KATHMANDU, MAY 02 -
Kathmandu residents have long been grappling with an uncertain political situation, facing persistent bandas, and hassles in procuring basic necessities. The scarcity of water is among these many problems, and people are often forced to stand in long lines to get a vessel-full, wake up at ungodly hours of the night to fill up their tanks, and to basically be content with whatever little they can get. The play Burki, currently being staged at the Sarwanam theatre in Kalikasthan, aims to bring this particular issue to the forefront. Written and directed by Bijay Bisfot, Burki is a production of the Rangasarathi theatre group, which has been active for almost 24 years now. The play is the second production that has been shown at Sarwanam after Sakuni Pasaharu.

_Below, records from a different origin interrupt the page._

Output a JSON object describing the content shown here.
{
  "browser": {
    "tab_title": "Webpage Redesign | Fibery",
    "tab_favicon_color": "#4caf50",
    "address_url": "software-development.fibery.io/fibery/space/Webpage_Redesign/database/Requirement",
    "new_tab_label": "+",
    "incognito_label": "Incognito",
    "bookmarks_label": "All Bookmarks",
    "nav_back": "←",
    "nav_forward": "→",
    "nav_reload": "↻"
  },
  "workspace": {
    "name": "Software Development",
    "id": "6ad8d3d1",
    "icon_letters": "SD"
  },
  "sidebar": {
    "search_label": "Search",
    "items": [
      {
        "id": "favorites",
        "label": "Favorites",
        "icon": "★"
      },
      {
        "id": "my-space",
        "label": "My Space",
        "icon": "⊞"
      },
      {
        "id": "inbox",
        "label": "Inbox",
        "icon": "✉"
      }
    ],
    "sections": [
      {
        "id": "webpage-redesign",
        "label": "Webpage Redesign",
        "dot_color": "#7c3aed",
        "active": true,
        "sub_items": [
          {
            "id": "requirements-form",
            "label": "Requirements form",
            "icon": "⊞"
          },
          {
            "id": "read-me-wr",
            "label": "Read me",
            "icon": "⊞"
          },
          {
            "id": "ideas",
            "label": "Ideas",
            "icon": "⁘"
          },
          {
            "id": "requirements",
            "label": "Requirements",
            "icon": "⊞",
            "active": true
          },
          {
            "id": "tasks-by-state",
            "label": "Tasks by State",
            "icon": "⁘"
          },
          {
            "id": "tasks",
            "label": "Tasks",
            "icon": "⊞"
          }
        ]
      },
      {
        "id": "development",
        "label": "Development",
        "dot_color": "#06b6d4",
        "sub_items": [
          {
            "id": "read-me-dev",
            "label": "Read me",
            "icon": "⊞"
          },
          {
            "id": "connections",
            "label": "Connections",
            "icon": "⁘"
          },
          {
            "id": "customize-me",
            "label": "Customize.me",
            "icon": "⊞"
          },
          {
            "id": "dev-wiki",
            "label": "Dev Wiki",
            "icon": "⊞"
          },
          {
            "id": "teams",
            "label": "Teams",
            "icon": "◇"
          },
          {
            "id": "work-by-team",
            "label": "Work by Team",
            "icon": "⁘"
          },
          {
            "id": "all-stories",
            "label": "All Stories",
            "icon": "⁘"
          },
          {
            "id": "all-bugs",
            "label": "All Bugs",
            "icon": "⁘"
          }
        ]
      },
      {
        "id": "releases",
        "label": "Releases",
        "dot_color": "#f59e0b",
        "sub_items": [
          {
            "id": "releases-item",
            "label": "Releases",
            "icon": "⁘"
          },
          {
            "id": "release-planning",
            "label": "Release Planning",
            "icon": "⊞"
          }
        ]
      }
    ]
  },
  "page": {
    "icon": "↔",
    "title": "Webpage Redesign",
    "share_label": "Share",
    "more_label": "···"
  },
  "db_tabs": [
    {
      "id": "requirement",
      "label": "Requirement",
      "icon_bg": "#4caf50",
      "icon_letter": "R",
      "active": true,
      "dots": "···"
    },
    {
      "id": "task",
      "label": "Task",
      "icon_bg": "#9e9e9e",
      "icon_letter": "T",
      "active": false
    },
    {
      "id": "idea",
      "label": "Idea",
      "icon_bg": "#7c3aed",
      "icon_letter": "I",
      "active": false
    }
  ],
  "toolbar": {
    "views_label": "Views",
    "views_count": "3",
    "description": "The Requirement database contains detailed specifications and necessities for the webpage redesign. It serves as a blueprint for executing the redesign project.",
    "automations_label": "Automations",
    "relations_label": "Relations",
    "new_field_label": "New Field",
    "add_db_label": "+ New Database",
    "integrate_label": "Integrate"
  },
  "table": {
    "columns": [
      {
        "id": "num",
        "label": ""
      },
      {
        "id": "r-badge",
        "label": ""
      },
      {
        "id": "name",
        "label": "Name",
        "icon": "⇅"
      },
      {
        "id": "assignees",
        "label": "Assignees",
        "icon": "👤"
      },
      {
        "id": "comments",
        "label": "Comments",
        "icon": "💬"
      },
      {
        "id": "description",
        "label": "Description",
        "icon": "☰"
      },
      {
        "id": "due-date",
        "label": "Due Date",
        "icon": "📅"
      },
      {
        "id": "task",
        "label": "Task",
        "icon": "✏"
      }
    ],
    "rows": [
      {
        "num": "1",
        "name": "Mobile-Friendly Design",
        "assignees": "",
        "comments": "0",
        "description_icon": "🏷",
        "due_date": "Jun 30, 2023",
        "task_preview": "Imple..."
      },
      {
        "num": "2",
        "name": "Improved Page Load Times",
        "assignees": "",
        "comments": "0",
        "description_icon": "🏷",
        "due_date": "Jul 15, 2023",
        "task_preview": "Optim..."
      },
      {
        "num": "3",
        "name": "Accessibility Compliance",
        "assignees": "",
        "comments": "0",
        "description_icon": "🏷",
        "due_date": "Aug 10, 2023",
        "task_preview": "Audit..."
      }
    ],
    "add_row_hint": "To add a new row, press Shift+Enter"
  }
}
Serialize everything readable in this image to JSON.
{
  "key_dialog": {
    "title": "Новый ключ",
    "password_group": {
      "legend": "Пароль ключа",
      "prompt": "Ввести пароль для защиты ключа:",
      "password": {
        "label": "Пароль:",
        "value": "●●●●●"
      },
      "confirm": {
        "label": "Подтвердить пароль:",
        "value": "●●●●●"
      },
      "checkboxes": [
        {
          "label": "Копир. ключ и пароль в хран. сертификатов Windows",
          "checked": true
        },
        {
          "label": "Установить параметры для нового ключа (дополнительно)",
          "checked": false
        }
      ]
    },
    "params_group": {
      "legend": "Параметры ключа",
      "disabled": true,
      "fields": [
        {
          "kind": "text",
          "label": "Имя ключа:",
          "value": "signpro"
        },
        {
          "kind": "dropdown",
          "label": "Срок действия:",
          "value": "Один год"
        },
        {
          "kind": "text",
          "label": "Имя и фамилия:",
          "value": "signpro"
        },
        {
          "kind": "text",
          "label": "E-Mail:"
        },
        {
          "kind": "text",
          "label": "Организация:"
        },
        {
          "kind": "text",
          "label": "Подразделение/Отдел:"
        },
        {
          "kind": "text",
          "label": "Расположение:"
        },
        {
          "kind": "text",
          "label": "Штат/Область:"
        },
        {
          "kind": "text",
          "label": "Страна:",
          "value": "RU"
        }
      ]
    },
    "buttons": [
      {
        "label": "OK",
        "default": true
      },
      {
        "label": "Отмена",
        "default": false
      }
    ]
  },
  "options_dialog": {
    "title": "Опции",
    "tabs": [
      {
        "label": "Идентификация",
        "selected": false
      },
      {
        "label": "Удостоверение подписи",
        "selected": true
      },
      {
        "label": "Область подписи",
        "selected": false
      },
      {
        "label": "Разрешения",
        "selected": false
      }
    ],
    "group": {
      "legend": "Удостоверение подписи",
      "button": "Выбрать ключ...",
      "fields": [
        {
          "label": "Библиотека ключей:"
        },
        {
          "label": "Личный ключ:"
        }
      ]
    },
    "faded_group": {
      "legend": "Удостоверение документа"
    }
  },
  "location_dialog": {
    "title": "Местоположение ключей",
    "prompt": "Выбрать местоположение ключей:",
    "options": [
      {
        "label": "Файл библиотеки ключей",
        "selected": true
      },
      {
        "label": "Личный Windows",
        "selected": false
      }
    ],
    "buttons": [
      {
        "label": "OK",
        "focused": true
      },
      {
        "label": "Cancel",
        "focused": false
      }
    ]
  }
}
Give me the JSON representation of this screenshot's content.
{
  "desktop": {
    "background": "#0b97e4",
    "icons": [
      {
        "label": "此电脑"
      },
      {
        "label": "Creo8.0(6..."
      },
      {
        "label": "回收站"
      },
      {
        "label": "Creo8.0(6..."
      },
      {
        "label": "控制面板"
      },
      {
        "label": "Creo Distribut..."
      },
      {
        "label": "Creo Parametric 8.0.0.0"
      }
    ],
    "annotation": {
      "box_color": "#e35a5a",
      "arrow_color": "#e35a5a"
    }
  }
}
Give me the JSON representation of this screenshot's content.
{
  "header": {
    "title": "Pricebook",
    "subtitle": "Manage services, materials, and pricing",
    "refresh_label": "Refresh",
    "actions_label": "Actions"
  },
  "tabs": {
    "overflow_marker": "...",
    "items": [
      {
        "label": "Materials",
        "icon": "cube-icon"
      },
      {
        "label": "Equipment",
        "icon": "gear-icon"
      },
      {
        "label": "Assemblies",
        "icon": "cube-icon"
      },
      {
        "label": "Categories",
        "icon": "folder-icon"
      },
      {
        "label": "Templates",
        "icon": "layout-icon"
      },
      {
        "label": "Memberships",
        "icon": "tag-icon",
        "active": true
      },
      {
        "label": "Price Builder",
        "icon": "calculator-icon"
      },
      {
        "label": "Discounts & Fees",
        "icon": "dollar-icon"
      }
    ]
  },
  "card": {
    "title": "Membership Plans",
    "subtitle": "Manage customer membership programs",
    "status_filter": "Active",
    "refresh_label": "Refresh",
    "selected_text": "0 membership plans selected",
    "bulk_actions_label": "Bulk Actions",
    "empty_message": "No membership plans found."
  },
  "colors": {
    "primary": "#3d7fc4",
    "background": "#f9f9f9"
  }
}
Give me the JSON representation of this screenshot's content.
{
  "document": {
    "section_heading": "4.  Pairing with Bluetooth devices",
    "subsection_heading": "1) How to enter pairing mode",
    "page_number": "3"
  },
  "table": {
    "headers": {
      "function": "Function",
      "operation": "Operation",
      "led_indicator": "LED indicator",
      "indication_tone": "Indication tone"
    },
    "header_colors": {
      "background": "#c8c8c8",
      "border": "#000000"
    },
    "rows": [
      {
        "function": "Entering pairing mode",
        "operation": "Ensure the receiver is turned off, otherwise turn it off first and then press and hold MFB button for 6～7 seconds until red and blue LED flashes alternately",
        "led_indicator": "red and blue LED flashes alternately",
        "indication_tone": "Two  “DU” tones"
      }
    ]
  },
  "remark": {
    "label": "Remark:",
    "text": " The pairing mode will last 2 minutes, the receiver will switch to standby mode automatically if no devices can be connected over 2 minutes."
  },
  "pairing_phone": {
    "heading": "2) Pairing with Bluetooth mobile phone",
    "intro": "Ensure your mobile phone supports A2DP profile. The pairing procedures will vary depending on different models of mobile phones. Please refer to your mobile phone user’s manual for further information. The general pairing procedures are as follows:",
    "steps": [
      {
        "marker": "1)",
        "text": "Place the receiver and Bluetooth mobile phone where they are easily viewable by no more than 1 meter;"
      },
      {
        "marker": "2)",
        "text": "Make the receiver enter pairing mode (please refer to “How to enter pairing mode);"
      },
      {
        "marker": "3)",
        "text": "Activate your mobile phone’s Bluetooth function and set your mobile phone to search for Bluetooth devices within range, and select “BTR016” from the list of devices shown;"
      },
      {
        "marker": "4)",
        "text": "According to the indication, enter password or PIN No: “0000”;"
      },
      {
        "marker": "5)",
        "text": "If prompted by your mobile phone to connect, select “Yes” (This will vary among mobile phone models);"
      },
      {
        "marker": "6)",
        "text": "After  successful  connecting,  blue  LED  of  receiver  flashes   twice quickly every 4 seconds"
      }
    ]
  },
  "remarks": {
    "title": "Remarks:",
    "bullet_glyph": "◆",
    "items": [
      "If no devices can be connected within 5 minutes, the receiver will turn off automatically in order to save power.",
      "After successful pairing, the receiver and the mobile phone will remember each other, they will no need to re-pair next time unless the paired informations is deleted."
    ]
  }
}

The term ‘Burki’ is one that is common in western Nepal, used in reference to a ritual that is carried out following someone’s death. The story depicts the plight of the locals of a certain village, who are waiting for someone called Hakim Baje to come and address their water problems. When he does arrive, Hakim Baje does little to alleviate their situation and they get increasingly hopeless as time passes. In a fit of rage, the villagers break the tap and arrange a symbolic funeral for it. Besides the scarcity of water, many other civic concerns are also depicted in the play, particularly the way marginalised communities are
dominated by the politically powerful. Although it might sound rather dismal, the hour-long play manages to entertain with a solid storyline, witty dialogues and impeccable presentation.
Actors in Burki include Puskar Gurung, Bijay Bisfot, Ashok Siwakoti, Suraksya Sitaula, Binod Pun, Sangita Karki, Jiwan Lama, Ajita Bhujel, Ranjan Karki and Suraj Bhusal, all of whom have provided convincing portrayals of characters. Particularly Bhujel, who plays Ganga, a dumb girl, necessitates special mention for her remarkable performance. In many ways, one can imagine her character reflecting the realities of Nepali citizens in general, most of whom feel suppressed by those in power. Ashok Siwakoti’s powerful singing was also a worthy addition to the play. Says director Bisfot, “I had written this play back in 1999. It was a time when there was massive load-shedding and I was writing Burki by candlelight. I was also waking up at night to fill the water tanks.” He adds, “It’s sad that even after so many years, these problems still haven’t been solved, and it is that very experience of the common people that the play essentially aims to describe.”
Burki is being staged everyday at 5:30 pm till May 12.